A day after Colorado’s attorney general announced indictments against three police officers and two paramedics involved in the death of his son Elijah McClain, LaWayne Mosley told CNN in an interview he’s feeling “happy and hopeful.”
Asked if he felt the charges were a long time coming, Mosley said, “Yes. Better late than never.”
Colorado Attorney General Phil Weiser announced the indictments Wednesday, just over two years since the 23-year-old Black man died after he was stopped by Aurora police officers while walking home from a store, placed in a carotid hold and injected with ketamine.
Two Aurora police officers, one former officer and two paramedics were each indicted on charges of manslaughter and criminally negligent homicide, among other charges, as part of a 32-count indictment.
But McClain — described by his father as a “caring” and “sweet person” who “cared more about others’ feelings than his own” — won’t get justice until those involved in his death go to jail, Mosley told CNN.
“These indictments here in Colorado serve not just as a reminder to the law enforcement officers here but across the entire country that they are not above the law,” Mari Newman, an attorney for McClain’s family, told CNN’s Kate Bolduan Thursday.
In 2019, the Adams County District Attorney declined to bring criminal charges, but the case gained more attention last June amid a nationwide reckoning over racial injustice after the police killings of George Floyd and Breonna Taylor.
Gov. Jared Polis announced a re-examination of the case, and Weiser was appointed as special prosecutor and opened a grand jury investigation into McClain’s death in January.
The indictment detailed the moments leading to McClain’s death, after officers received a call about a person wearing a face mask. McClain, who was walking home from a convenience store, was asked to stop by the officers but “continued to walk peacefully down the sidewalk,” the indictment states.
Officers tried to physically restrain McClain, the indictment states, leading to a struggle. In video recorded by body cameras, McClain, who had earbuds in his ears, is heard telling the officers he was trying to stop his music so he could listen to them.

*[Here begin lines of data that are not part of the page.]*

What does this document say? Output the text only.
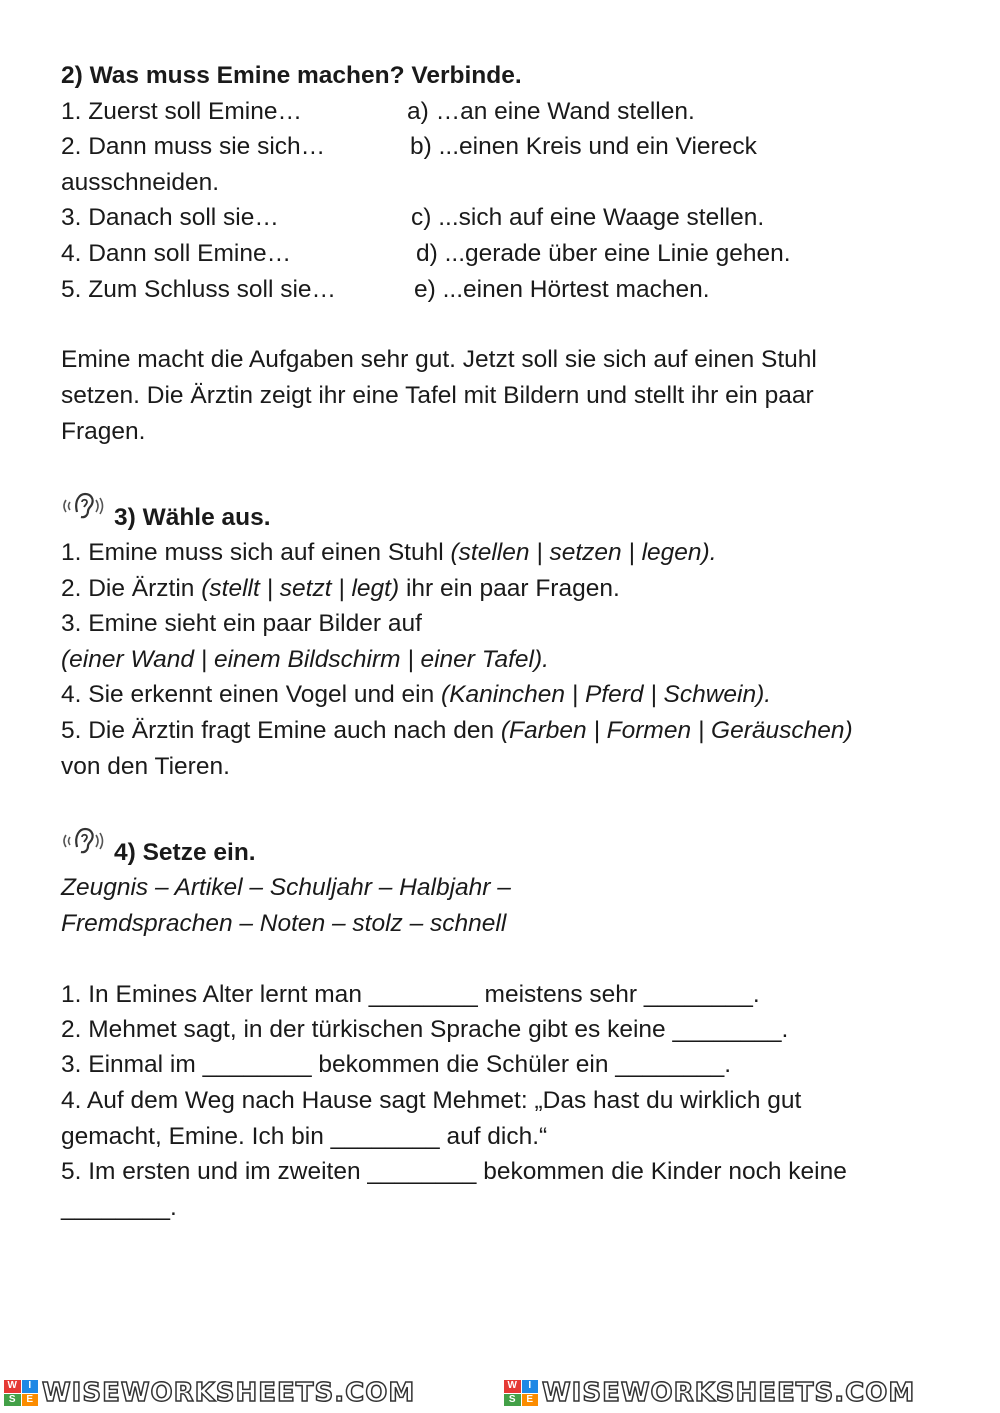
2) Was muss Emine machen? Verbinde.
1. Zuerst soll Emine…	a) …an eine Wand stellen.
2. Dann muss sie sich…	b) ...einen Kreis und ein Viereck
ausschneiden.
3. Danach soll sie…	c) ...sich auf eine Waage stellen.
4. Dann soll Emine…	d) ...gerade über eine Linie gehen.
5. Zum Schluss soll sie…	e) ...einen Hörtest machen.
Emine macht die Aufgaben sehr gut. Jetzt soll sie sich auf einen Stuhl
setzen. Die Ärztin zeigt ihr eine Tafel mit Bildern und stellt ihr ein paar
Fragen.
3) Wähle aus.
1. Emine muss sich auf einen Stuhl (stellen | setzen | legen).
2. Die Ärztin (stellt | setzt | legt) ihr ein paar Fragen.
3. Emine sieht ein paar Bilder auf
(einer Wand | einem Bildschirm | einer Tafel).
4. Sie erkennt einen Vogel und ein (Kaninchen | Pferd | Schwein).
5. Die Ärztin fragt Emine auch nach den (Farben | Formen | Geräuschen)
von den Tieren.
4) Setze ein.
Zeugnis – Artikel – Schuljahr – Halbjahr –
Fremdsprachen – Noten – stolz – schnell
1. In Emines Alter lernt man ________ meistens sehr ________.
2. Mehmet sagt, in der türkischen Sprache gibt es keine ________.
3. Einmal im ________ bekommen die Schüler ein ________.
4. Auf dem Weg nach Hause sagt Mehmet: „Das hast du wirklich gut
gemacht, Emine. Ich bin ________ auf dich.“
5. Im ersten und im zweiten ________ bekommen die Kinder noch keine
________.
W	I
S	E WISEWORKSHEETS.COM	W	I
S	E WISEWORKSHEETS.COM
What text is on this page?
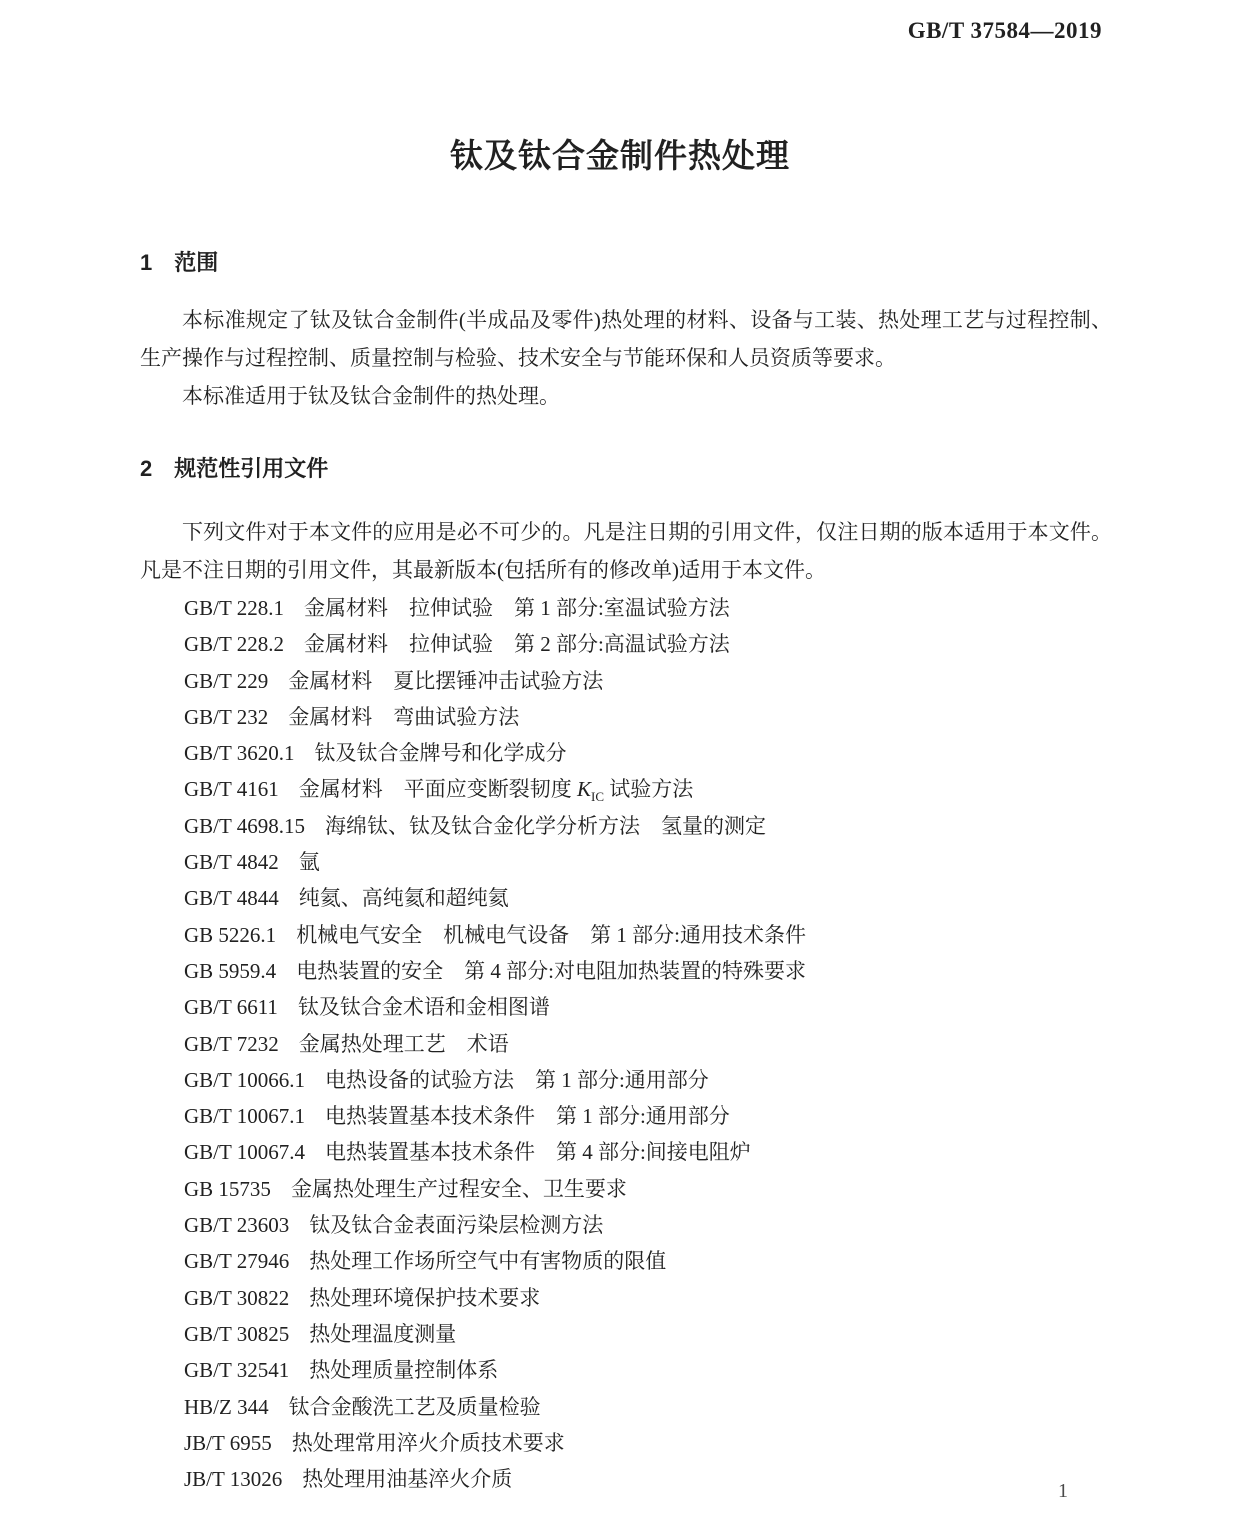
GB/T 37584—2019
钛及钛合金制件热处理
1 范围

本标准规定了钛及钛合金制件(半成品及零件)热处理的材料、设备与工装、热处理工艺与过程控制、生产操作与过程控制、质量控制与检验、技术安全与节能环保和人员资质等要求。

本标准适用于钛及钛合金制件的热处理。

2 规范性引用文件

下列文件对于本文件的应用是必不可少的。凡是注日期的引用文件，仅注日期的版本适用于本文件。凡是不注日期的引用文件，其最新版本(包括所有的修改单)适用于本文件。

GB/T 228.1 金属材料　拉伸试验　第 1 部分:室温试验方法
GB/T 228.2 金属材料　拉伸试验　第 2 部分:高温试验方法
GB/T 229 金属材料　夏比摆锤冲击试验方法
GB/T 232 金属材料　弯曲试验方法
GB/T 3620.1 钛及钛合金牌号和化学成分
GB/T 4161 金属材料　平面应变断裂韧度 $K_{IC}$ 试验方法
GB/T 4698.15 海绵钛、钛及钛合金化学分析方法　氢量的测定
GB/T 4842 氩
GB/T 4844 纯氦、高纯氦和超纯氦
GB 5226.1 机械电气安全　机械电气设备　第 1 部分:通用技术条件
GB 5959.4 电热装置的安全　第 4 部分:对电阻加热装置的特殊要求
GB/T 6611 钛及钛合金术语和金相图谱
GB/T 7232 金属热处理工艺　术语
GB/T 10066.1 电热设备的试验方法　第 1 部分:通用部分
GB/T 10067.1 电热装置基本技术条件　第 1 部分:通用部分
GB/T 10067.4 电热装置基本技术条件　第 4 部分:间接电阻炉
GB 15735 金属热处理生产过程安全、卫生要求
GB/T 23603 钛及钛合金表面污染层检测方法
GB/T 27946 热处理工作场所空气中有害物质的限值
GB/T 30822 热处理环境保护技术要求
GB/T 30825 热处理温度测量
GB/T 32541 热处理质量控制体系
HB/Z 344 钛合金酸洗工艺及质量检验
JB/T 6955 热处理常用淬火介质技术要求
JB/T 13026 热处理用油基淬火介质	1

The indictment says officers twice placed McClain in a carotid control hold. McClain briefly lost consciousness, the indictment states, but continued to struggle with officers after waking up. Officers also put him in handcuffs and held him on the ground despite repeated pleas that he could not breathe, the document states.
Paramedics arrived at the scene and diagnosed McClain with “excited delirium,” a controversial diagnosis that describes violent agitation. Neither paramedic checked his vital signs, talked to McClain or touched him before making the diagnosis, the indictment states.
They then injected McClain with a dose of the sedative drug ketamine based on an estimate that he was 200 pounds; he in fact weighed 143 pounds, according to the indictment.
McClain never regained consciousness and was declared brain-dead on August 27, the indictment states.
Newman acknowledged Floyd’s death — and the murder conviction of a former Minneapolis police officer who knelt on Floyd — impacted McClain’s case. The indictment announced Wednesday would not have happened without the national attention on Floyd’s death, she said.
“It’s horrible that it took the tragic death of another man across the country to bring attention to Aurora, Colorado,” Newman said. “We all know — those of us who have been doing this work for decades as I have, and of course Black men like LaWayne, who have lived in this world — that racist police brutality has been a scourge in Colorado and across the United States for decades or even centuries.”
“Elijah was such a peaceful person,” she said. “I mean, if Elijah McClain was not safe walking on the streets in this world, then no Black man is safe.”
“If there’s any case where there should be charges brought, this is the one.”